Introducing: story runs
Tines is pretty simple: you take a security process you want to automate, break it into small steps, and use one of the six agent types in Tines to perform that step. After an agent performs its action, it passes the result (an event) along to the next agent in the story which then performs its action, and so on until there are no more steps to perform.
This “atomic” architecture means that with complex stories which process lots of events, troubleshooting and can be challenging. It also means that understanding how long it took Tines to process an email, a vulnerability scan, or a Git commit could be *clears throat* time-consuming (no pun intended).
To solve this challenge, we’re proud to announce story runs.
What’s in a run?
A story run allows you to trace the exact path an event took through a story. It contains the agents and their emitted events allowing you to easily troubleshoot and benchmark your automation stories.
How Tines story runs work
Take the simplified Tines story below which receives a city name via a webhook agent, gets the weather in that city, and finally emails the result:
We can follow the route taken through the story by clicking the “Story Runs” tab in the toolbar and selecting a run. In the “Agents & Events” panel we can see the order of agents and their emitted events in chronological order.

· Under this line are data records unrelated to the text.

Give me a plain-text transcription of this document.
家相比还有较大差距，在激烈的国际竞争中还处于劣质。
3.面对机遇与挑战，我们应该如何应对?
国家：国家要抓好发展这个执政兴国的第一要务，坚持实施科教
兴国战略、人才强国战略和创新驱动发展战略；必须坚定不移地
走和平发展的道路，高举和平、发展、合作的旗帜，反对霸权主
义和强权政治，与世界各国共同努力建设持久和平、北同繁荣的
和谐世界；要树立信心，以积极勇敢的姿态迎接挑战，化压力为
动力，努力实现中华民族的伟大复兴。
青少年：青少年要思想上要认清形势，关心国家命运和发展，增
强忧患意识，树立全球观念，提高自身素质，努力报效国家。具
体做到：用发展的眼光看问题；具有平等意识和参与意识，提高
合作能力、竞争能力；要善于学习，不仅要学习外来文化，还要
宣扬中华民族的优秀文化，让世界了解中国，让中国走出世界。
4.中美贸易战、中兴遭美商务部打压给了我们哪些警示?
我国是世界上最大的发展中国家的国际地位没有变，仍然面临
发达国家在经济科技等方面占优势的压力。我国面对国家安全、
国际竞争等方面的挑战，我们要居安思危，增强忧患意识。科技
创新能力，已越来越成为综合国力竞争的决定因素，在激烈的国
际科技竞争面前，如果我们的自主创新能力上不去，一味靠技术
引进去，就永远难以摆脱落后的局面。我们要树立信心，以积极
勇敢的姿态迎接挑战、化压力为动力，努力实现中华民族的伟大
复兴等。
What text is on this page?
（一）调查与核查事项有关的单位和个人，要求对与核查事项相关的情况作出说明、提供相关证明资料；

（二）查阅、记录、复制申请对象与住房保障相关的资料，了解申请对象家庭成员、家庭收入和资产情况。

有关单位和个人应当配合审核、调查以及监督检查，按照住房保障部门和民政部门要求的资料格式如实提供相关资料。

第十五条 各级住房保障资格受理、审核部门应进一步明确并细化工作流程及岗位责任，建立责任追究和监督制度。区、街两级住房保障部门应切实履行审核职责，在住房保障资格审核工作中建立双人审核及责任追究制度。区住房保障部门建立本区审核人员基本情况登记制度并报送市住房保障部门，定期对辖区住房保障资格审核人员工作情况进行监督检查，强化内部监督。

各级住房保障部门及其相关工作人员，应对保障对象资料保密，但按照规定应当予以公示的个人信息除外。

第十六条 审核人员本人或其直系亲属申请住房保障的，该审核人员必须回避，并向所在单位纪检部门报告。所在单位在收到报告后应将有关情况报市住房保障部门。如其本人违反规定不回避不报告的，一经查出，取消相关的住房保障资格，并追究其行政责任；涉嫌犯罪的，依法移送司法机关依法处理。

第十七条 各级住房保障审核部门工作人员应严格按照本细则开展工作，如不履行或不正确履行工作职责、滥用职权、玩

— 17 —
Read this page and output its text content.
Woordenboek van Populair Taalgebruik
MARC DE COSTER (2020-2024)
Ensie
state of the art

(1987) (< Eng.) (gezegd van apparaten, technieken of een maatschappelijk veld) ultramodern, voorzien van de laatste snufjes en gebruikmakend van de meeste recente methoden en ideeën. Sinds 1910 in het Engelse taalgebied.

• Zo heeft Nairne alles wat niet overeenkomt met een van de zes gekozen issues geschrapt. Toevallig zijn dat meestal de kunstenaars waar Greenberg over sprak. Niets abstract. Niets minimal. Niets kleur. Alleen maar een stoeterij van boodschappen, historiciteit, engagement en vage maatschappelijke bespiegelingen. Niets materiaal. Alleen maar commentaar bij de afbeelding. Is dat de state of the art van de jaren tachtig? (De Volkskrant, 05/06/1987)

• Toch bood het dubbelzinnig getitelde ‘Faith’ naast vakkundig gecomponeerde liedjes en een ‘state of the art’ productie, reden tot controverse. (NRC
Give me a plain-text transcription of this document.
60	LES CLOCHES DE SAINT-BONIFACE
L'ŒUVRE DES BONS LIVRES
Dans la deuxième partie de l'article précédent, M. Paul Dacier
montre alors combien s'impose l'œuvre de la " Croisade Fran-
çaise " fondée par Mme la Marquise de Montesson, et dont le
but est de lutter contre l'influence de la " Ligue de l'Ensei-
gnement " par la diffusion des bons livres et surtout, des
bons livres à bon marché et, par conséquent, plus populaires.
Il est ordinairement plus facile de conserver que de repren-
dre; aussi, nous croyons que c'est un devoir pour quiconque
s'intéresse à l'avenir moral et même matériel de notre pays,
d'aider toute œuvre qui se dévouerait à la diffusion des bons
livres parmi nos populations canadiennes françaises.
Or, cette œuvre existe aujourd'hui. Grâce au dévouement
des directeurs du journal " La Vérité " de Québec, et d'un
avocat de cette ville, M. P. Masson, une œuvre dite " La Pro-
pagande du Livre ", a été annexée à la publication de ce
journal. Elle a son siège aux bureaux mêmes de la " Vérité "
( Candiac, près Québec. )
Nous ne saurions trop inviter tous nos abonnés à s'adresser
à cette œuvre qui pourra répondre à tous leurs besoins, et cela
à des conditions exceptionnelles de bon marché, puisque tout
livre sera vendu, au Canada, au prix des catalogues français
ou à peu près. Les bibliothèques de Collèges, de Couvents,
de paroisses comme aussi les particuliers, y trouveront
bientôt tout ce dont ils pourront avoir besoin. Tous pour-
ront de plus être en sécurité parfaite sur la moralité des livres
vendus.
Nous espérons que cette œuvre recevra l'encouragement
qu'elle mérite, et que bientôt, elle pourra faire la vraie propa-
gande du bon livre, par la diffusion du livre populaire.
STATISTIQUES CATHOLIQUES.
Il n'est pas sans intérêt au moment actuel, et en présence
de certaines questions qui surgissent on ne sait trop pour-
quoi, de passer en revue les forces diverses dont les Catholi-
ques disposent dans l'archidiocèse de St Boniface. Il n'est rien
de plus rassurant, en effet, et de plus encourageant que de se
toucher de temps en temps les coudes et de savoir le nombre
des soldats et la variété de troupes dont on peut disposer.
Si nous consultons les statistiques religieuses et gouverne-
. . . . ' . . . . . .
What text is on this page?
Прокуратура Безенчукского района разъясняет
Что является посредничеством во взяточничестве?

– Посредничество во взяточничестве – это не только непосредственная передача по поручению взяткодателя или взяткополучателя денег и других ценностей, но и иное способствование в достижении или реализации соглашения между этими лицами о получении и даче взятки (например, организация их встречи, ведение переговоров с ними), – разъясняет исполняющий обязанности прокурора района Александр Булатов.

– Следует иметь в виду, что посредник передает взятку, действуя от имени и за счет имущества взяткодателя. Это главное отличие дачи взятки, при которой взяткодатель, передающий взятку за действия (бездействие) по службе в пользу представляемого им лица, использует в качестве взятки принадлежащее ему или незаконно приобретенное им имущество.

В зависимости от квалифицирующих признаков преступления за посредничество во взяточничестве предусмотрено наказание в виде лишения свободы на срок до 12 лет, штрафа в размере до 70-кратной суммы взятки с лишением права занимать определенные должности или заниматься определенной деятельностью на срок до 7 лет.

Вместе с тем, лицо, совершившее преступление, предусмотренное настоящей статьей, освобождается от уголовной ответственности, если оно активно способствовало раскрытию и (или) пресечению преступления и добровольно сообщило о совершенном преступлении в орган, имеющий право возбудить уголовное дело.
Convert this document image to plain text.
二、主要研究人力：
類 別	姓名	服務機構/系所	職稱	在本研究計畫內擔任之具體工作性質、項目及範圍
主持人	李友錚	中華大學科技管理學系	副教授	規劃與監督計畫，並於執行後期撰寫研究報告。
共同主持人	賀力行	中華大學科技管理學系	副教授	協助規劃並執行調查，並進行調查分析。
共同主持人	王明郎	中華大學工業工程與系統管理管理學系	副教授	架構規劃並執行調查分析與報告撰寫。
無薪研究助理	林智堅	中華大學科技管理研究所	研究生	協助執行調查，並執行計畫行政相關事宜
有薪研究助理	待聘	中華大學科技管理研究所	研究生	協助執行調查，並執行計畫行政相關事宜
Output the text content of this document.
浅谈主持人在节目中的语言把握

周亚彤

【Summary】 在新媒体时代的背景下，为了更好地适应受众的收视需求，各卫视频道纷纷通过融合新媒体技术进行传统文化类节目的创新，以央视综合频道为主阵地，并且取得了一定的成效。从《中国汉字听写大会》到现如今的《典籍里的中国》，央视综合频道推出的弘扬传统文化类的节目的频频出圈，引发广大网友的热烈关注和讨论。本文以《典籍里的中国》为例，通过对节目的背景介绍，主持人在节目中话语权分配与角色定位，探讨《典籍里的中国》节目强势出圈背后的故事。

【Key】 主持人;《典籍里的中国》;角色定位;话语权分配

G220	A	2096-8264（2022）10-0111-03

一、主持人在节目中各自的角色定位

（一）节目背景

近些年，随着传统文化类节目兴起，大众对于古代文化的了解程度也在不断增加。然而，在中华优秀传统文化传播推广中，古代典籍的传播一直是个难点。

By clicking the agent name in the story run, we can view and edit that agent’s properties.
Now, let’s take a more complex story containing multiple different branches an event could take.
When we view the run for this story, we can see that, as expected, Tines displays every agent that emitted an event. In the below example, we see that it’s Tuesday so the “Send weather to Slack” agent emitted an event.
In another run, because the event was received on Saturday, an event was emitted by the email agent:
Story Run performance metrics
Each story run includes a start time, end time and duration.
With these metrics we can easily calculate time and resources saved through Tines. For example, a phishing response story might take 19 seconds to process a Tines email, whereas to perform the same response manually could take up to 30 minutes.